Baldwin, Stanley (1867–1947)
BALDWIN, STANLEY (1867–1947)
BIBLIOGRAPHYBritish politician and the dominant political figure of the interwar British political scene.
The Conservative Party leader from 1923 to 1937, Baldwin served as British prime minister in 1923, from 1924 to 1929, and from 1935 to 1937. In very marked contrast to the popular support he received upon his retirement as prime minister in May 1937, at the time of his death Baldwin's reputation had been severely tarnished by the "Guilty Men" slur attached to those involved in the "appeasement" of the European dictators in the 1930s.
Baldwin was one of the first British politicians who became a recognizable household figure, both visually and audibly, to the new masselectorate. He skillfully utilized the fledgling media of radio and cinema newsreels to communicate with the increasingly urban electorate. As a consequence, during his fourteen years as Conservative leader he always sustained better relations with the wider electorate than he did with his own party. Baldwin successfully created an illusion of himself among the voters by communicating a sense of "Englishness," provincialism and ordinariness that appealed beyond partisan political lines. Sometimes his appeal for ordinariness backfired, as with the 1929 general election when the campaign slogan of "Safety First" failed to inspire electoral support. As prime minister, Baldwin responded to many of the key crises of the interwar era: the General Strike of 1926 and the abdication crisis of 1936–1937. Although he led his party for fourteen years, his relations with it were strained and he failed to impose his authority and vision upon it. The reason he remained leader for so long was because he chose to, not because his party desired it. At this time there existed no formal rules for disposing of a Conservative Party leader.

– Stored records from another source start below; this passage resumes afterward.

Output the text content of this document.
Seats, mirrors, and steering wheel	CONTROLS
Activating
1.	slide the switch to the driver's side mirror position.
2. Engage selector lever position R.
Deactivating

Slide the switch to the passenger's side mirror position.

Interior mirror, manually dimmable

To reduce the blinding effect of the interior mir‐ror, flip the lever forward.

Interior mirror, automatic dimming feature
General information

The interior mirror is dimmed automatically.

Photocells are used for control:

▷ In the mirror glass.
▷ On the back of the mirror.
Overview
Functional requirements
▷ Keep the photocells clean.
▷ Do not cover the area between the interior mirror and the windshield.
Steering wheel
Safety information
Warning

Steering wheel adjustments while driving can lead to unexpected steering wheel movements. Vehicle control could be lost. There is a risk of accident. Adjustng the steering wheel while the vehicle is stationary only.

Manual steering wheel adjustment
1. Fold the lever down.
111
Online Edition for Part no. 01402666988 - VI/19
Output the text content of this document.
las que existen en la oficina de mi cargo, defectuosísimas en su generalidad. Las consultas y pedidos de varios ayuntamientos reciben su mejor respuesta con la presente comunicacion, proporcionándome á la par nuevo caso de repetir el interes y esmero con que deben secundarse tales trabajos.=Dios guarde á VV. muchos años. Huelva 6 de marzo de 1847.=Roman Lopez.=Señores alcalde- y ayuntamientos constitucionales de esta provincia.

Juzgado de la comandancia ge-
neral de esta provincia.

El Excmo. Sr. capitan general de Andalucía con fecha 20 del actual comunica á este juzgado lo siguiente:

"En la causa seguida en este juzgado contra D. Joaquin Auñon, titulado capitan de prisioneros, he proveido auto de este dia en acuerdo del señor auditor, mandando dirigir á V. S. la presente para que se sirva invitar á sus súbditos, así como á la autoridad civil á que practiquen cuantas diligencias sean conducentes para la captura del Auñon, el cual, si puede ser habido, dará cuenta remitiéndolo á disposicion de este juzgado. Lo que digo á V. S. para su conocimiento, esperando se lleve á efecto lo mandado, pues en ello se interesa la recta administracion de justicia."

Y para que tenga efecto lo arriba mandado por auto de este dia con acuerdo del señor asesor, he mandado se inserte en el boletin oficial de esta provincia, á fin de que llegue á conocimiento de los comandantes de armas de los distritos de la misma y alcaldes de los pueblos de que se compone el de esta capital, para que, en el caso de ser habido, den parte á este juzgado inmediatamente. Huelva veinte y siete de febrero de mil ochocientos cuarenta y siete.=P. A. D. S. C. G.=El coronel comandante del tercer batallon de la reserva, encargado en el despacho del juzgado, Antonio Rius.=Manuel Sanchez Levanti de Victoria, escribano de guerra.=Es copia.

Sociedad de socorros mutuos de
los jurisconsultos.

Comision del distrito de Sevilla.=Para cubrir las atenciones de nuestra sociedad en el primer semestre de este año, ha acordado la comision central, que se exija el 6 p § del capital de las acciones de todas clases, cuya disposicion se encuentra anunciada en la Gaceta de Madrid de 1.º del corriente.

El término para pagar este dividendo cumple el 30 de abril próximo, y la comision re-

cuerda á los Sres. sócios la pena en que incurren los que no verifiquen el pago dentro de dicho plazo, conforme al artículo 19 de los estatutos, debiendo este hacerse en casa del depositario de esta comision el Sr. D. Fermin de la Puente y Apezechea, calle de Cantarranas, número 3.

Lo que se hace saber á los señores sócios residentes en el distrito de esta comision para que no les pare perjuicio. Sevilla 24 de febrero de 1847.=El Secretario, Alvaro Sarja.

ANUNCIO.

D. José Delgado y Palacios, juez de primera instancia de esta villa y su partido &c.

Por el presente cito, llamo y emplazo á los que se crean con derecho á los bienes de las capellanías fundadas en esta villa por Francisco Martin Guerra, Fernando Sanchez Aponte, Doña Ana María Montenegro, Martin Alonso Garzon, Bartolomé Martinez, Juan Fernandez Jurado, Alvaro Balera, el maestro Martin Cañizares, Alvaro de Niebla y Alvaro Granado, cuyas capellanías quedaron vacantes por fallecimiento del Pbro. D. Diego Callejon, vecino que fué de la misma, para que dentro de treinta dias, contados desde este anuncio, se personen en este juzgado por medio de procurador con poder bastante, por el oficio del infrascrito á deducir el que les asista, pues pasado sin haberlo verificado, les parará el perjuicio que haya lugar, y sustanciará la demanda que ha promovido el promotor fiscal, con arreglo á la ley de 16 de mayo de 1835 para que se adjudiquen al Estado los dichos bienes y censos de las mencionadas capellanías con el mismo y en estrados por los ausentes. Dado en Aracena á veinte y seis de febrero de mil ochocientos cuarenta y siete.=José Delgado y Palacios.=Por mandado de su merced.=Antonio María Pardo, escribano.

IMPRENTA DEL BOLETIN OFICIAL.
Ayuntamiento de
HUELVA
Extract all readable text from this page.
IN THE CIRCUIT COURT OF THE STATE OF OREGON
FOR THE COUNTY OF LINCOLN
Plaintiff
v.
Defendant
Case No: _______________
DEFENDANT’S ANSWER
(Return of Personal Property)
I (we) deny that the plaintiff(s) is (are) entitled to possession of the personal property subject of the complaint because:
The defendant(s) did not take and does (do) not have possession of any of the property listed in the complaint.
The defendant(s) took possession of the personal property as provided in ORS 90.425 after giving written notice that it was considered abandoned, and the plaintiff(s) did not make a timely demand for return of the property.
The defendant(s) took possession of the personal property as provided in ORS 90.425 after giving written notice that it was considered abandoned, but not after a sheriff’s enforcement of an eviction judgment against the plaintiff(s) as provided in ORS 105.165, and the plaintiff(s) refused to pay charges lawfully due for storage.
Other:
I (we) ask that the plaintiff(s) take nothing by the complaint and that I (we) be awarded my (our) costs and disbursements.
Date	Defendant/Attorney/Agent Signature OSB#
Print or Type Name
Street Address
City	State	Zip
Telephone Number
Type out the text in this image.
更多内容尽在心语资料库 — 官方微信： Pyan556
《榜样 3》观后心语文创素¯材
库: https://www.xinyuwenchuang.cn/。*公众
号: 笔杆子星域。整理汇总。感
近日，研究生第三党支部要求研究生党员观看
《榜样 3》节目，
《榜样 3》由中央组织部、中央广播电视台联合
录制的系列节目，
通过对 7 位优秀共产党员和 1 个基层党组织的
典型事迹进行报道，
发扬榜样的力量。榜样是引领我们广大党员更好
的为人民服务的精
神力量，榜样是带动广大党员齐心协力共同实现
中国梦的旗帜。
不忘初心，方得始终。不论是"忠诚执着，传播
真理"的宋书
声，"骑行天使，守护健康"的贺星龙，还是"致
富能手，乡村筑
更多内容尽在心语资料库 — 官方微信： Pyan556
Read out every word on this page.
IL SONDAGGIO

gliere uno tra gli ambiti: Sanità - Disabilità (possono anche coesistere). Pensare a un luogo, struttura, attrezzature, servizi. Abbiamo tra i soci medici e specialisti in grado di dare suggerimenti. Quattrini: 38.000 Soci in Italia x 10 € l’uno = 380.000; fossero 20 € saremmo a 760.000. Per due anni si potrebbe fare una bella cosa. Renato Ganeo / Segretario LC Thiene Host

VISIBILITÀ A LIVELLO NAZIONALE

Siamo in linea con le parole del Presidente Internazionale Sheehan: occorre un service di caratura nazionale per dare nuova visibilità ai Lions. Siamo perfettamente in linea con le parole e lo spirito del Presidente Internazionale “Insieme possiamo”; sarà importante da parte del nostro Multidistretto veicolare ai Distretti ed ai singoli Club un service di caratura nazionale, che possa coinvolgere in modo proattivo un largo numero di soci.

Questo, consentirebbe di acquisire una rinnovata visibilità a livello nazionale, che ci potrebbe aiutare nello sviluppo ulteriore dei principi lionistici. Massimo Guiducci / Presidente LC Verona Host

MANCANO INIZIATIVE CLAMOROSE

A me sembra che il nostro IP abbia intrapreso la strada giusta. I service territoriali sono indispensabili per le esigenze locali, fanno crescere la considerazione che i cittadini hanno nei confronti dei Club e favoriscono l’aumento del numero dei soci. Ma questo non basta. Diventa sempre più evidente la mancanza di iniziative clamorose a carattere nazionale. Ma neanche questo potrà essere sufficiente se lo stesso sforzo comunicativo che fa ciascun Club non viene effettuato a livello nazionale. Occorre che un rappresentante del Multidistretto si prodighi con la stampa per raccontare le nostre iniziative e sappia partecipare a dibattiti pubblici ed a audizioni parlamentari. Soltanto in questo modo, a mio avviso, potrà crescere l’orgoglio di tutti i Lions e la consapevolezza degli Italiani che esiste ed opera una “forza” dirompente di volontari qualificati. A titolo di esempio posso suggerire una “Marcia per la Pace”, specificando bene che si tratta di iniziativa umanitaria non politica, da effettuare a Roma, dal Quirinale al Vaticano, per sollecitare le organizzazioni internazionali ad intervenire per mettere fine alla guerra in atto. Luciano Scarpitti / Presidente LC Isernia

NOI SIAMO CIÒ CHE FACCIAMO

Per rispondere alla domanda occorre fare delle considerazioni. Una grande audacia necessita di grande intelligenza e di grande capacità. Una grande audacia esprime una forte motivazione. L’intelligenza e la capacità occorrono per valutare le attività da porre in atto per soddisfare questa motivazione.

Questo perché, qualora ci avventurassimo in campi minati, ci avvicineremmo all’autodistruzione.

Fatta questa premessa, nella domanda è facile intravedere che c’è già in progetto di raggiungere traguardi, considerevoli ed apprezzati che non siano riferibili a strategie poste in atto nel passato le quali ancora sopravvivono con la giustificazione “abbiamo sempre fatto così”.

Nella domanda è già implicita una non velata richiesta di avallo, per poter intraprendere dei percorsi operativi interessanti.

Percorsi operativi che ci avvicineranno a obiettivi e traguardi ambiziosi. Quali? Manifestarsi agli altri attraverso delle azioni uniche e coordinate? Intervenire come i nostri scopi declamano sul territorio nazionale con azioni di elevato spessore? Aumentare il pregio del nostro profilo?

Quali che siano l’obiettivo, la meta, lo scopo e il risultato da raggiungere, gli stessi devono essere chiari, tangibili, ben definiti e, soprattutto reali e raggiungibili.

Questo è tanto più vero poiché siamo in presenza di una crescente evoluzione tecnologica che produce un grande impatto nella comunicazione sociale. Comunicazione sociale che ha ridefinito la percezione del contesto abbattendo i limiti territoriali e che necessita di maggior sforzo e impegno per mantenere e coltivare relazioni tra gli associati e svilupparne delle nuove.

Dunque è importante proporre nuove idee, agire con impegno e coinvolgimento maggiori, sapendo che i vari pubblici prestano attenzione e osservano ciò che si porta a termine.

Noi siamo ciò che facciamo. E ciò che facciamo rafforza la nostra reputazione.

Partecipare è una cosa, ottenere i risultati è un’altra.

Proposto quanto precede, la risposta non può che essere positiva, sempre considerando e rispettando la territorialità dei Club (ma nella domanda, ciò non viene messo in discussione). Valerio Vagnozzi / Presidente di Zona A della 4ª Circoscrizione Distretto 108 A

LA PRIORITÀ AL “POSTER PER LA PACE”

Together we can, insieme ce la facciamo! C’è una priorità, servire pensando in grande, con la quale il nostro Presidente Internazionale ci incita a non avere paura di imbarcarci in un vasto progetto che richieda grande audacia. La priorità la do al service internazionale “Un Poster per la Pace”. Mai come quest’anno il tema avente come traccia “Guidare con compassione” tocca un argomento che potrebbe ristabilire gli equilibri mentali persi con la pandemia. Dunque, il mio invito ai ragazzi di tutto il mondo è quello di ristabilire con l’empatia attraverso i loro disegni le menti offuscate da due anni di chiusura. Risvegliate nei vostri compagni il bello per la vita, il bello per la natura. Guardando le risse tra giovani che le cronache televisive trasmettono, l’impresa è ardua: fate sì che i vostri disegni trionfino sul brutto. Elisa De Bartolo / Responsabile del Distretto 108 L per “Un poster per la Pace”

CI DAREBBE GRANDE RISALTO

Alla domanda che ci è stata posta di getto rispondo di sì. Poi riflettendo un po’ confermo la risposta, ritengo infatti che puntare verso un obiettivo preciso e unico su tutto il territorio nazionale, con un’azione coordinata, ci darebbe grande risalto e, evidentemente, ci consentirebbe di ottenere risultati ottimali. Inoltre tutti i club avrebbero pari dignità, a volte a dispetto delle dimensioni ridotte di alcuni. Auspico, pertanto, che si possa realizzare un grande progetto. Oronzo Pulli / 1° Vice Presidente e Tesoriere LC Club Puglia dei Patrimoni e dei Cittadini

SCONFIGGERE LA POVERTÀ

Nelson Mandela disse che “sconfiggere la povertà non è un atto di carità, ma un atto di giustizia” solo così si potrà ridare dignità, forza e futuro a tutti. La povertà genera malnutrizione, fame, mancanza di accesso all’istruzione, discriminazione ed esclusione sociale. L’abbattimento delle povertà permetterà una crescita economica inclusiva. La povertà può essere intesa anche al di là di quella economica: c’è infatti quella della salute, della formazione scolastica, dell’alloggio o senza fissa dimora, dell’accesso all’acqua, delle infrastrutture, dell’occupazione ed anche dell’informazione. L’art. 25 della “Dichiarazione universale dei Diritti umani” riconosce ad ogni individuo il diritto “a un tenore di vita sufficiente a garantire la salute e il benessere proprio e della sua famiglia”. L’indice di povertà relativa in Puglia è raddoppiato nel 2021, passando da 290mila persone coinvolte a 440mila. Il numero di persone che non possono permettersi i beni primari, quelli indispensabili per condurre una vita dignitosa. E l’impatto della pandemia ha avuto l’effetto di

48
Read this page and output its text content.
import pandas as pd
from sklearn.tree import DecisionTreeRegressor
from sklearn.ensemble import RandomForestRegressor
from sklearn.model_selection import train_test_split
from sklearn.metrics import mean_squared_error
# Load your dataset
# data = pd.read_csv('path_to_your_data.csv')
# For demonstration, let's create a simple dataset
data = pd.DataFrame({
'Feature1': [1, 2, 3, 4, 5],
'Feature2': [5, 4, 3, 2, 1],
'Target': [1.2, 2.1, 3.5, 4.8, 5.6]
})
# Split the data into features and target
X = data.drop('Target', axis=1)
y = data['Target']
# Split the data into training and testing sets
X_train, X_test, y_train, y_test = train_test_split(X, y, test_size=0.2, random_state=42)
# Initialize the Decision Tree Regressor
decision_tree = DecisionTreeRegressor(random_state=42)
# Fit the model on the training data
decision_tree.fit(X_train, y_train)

After an early period in local Worcestershire politics and involvement with the family business, Baldwin inherited his father's Bewdley House of Commons seat when he ran unopposed in 1908. His early Westminster career suggested little of his potential, but the support of the party leader, Andrew Bonar Law (1858–1923), saw Baldwin climb through the ministerial ranks from 1916 onward. His political break came when he opposed the continuation of the Liberal-Conservative coalition of David Lloyd George (1863–1945) in 1922. His reward was the chancellorship of the exchequer, which gave him vital political exposure.
May 1923, ill health obliged Law to retire as Conservative leader and prime minister and Baldwin was asked to succeed. He foolishly decided to call an unnecessary election over tariff reform that resulted in a short-lived minority Labour government. Baldwin's next administration in 1924–1929 saw the return to the gold standard (April 1925), the Pact of Locarno (December 1925), the General Strike (May 1926), and extensive reforms to local government and social service provision. The General Strike was his high point. He successfully rallied party and middle-class opinion against the strike and forced the collapse of the action within a matter of days. He then encountered difficulties restraining the anti–trade union backlash that many in his party favored, which resulted in the 1927 Trade Disputes Act.
Returned to the opposition position in 1929, Baldwin found his leadership under attack from those who favored tariff reform and who were opposed to self-government for India. Stirring the attacks were the newspaper empires of William Maxwell Aitken, 1st Baron Beaverbrook (1879–1964), and Viscount Edmund Cecil Harmsworth Rothermere (1898–1978). The political-economic crisis of 1931 led to the creation of the National Government. Baldwin sensed it provided an opportunity to exclude Lloyd George and might offer a vehicle for more centrist politics. Willingly he took a subordinate position as lord president under the prime ministership of ex-Labour leader James Ramsay MacDonald (1866–1937).
Baldwin once more became prime minister in June 1935, but virtual civil war among the Conservative Party members over the 1935 India bill again threatened his leadership. The turmoil was initially quelled by the November 1935 general election that enabled Baldwin to secure a mandate for the National Government to commence rearmament. Foreign policy, though, largely dominated this period as various crises—such as the German remilitarization of the Rhineland (March 1936)—again questioned his abilities as leader. Baldwin would most likely have chosen to retire in late 1936 had not the abdication crisis, over the desire of Edward VIII (1894–1972) to marry American divorcee Wallis Simpson (1896–1986), delayed his decision. Many considered Baldwin's handling of this crisis to be his greatest political achievement. He retired to the House of Lords as Lord Bewdley in May 1937. Neville Chamberlain (1869–1940) replaced him as prime minister. Baldwin was a political enigma, who successfully engaged with the middle class but who failed to win the devotion of his political party.
See alsoAppeasement; Chamberlain, Neville.
BIBLIOGRAPHY
Ball, Stuart. Baldwin and the Conservative Party: The Crisis of 1929–1931. New Haven, Conn., 1988.
Middlemas, Keith, and John Barnes. Baldwin: A Biography. London, 1969.
Williamson, Phillip. Stanley Baldwin: Conservative Leadership and National Values. Cambridge, U.K., 1999.